Bally Sports Plus Bets Big on Streaming at Regional Sports Fans’ Expense

Sports streaming is in trouble. Much has been made in recent year about the stadium experience and how it has been surpassed with sports on TV. With ticket and concession prices rising, the thought is that it’s simply not worth watching your favorite team from the stands anymore. Is that really the case, though? There are troubles for the platforms hosting these games and their approaches to keeping fans locked in to more and more streaming options. Recent financial reports from Bally Sports, a regional sports network group which runs its own streaming service, Bally Sports Plus, revealed significant year-over-year profit drops. Diamond Sports Group, the company that owns Bally Sports, also reported a 10% year-over-year drop in subscribers as well. How much of this has to do with the compounding costs of streaming services, and some of the questionable decisions behind Bally Sports Plus’ pricing strategy?

Tyler Kern, Sr. Director of Media at MarketScale, breaks down the state of play for sports streaming:

“If you’re anything like me, you probably subscribe to multiple different streaming platforms to catch all the different sports that you wanna watch, right? ESPN Plus has a bunch of stuff on there. I subscribe to a lot of soccer specific ones, so like Peacock has all the Premier League games, so I’ve subscribed to that. So there are a lot of different streaming platforms out there, and one of those platforms is Bally Sports Plus. Let’s talk a little bit more about them. They operate 19 regional sports networks, and so 42 different MLB, NHL, and NBA teams all are broadcast on Bally Sports across the country to their regional audiences.

So they have 19 different regions that they cover. I live in the southwest area in Texas, and so we have Bally Sports Southwest that has the Texas Rangers, the Dallas Stars, and the Dallas Mavericks. Bally Sports is owned by Diamond Sports Group, which is a subsidiary of Sinclair Broadcasting Group. So let’s get to some of the numbers because they don’t look good right now for Sinclair and so I want to talk a little bit more about why I think that is.
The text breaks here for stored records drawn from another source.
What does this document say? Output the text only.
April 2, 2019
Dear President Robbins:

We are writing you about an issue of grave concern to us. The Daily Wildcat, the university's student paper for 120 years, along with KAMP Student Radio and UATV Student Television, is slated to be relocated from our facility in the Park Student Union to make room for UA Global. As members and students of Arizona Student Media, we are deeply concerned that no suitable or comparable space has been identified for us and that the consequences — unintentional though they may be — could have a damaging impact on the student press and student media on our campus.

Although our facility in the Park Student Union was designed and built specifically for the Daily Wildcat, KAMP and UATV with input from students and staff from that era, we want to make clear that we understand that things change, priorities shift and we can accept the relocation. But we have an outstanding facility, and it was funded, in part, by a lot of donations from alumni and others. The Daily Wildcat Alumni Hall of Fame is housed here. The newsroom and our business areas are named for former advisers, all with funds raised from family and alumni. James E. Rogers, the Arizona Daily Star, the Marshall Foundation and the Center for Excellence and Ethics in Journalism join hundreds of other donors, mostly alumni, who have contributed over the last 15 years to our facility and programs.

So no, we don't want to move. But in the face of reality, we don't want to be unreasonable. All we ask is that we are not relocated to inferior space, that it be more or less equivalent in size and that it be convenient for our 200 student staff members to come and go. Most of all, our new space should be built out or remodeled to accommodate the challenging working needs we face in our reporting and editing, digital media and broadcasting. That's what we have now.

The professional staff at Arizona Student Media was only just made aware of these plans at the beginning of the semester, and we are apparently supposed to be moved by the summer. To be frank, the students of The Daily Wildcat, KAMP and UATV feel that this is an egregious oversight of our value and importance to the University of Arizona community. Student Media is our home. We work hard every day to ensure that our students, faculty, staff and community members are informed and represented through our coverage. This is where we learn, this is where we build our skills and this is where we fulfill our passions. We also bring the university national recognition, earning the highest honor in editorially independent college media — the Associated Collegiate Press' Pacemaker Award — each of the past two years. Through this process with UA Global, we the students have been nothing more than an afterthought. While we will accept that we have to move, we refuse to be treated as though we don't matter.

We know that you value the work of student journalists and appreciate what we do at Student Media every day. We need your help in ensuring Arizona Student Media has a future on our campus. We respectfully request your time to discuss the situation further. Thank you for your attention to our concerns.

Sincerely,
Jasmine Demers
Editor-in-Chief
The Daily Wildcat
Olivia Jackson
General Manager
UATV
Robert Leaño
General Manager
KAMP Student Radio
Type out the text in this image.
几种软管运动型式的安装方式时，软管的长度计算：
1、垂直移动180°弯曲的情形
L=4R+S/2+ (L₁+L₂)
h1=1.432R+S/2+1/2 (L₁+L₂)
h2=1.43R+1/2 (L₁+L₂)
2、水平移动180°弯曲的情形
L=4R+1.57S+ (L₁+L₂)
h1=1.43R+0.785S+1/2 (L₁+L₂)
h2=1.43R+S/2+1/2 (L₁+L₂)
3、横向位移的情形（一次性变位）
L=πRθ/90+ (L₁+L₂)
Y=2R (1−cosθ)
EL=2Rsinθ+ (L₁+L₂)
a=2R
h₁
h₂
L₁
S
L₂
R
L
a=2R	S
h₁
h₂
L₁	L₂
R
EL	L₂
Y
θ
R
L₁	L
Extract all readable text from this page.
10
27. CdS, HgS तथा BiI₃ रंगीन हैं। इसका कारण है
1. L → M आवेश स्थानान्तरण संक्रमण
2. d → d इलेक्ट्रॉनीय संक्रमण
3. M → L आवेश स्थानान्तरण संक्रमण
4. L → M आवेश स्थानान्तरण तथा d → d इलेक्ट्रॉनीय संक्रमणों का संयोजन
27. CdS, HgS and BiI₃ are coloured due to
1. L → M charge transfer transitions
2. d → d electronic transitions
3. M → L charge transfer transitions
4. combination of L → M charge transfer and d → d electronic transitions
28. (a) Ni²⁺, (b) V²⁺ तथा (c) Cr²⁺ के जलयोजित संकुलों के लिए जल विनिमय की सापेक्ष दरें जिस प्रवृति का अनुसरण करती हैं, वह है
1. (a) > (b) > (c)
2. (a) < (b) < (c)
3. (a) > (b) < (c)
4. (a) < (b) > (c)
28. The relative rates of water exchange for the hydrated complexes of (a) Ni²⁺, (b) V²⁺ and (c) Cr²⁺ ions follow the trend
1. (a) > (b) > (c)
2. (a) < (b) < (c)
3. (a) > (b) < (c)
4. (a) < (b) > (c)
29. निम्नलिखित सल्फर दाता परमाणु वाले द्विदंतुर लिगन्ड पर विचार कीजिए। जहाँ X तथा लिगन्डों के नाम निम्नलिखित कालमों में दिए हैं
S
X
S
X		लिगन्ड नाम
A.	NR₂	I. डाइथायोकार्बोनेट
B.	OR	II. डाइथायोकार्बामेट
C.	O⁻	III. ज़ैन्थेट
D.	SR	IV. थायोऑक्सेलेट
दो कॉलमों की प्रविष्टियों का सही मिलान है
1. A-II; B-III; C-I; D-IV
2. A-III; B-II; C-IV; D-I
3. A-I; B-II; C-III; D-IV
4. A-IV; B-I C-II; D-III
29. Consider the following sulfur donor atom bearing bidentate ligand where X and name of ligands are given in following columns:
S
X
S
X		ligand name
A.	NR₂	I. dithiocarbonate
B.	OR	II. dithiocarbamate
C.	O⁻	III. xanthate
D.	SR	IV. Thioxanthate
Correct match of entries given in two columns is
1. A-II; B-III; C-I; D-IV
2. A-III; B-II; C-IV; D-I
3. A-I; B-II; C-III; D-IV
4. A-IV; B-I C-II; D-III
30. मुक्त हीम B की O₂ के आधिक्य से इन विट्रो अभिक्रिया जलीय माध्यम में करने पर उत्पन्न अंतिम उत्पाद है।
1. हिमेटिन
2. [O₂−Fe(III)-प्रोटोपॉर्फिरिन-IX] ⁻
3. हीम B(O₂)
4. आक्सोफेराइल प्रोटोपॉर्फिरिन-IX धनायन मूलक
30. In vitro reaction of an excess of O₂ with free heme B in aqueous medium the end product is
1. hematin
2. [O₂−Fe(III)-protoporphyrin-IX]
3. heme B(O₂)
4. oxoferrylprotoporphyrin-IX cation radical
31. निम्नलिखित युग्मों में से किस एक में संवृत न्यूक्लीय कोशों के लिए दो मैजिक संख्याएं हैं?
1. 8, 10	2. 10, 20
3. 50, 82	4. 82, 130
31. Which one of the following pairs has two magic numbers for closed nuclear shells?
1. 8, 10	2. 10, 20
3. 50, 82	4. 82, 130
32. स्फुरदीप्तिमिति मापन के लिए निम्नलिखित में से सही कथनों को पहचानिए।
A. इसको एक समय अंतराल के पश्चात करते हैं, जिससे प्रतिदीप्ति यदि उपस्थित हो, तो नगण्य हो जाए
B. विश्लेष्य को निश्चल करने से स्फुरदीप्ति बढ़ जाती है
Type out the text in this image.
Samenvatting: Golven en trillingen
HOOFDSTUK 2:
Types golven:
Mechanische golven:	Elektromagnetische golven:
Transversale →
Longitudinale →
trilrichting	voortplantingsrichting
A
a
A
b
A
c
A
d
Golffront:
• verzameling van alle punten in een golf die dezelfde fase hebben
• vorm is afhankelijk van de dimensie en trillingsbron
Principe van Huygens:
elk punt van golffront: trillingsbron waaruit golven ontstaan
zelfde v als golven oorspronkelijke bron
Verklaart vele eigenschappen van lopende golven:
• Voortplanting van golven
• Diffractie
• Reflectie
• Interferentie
The numbers are that Sinclair generated $843 million in revenue in Q3 of 2022, which is a 45% decline year over year. It’s not great. And then Diamond Sports Group, the owner of Bally Sports has reported a 10% decline in subscribers in 2022 as it faces potential changes in ownership or structure. And so those are some of the numbers, some of the details, some of the facts.”

 

 

Kern believes one of the factors at play here influencing a decline in revenue, beyond a tumultuous media market, is Bally Sports Plus, its content and its pricing model. The company has bet big on the loyalty of its regional sports fans by locking down access to regional games at $19.99 per month, one of the highest monthly streaming platform costs out there. On top of that, in an effort to silo its content and keep as much of a market share as possible in an increasingly competitive streaming age, Bally Sports Plus declined to share broadcasting rights of regional games with other streamers or broadcasters. Kern gives his analysis on the impact of this business model:

“Bally Sports made a big gamble by not allowing their channels to be broadcast on streaming cable providers like YouTube TV, Fubo, those sorts of things. So it really handcuffed people who had already cut the cord to say, ‘hey, when are you guys gonna create a streaming subscription? Otherwise I’m gonna have to switch back to a cable provider.’ And a lot of people didn’t want to go through that hassle, myself included. So when Bally Sports finally announced, ‘hey, we’re gonna have a streaming platform, we’re gonna have an app, you’re gonna be able to watch your local teams again,’ I was like, this is great. However, the cost for that is $20 a month or $190 a year, which is a lot higher than other apps are, right?

You can go look at ESPN Plus, it’s not nearly as expensive as Bally Sports. And so Bally held those local teams hostage by not allowing them to be broadcast on places like YouTube TV and that sort of thing. And then when they did release an app, charged an arm and a leg, which was above what many people were willing to spend, when you’re already piecing together a lot of different content from a lot of different places.”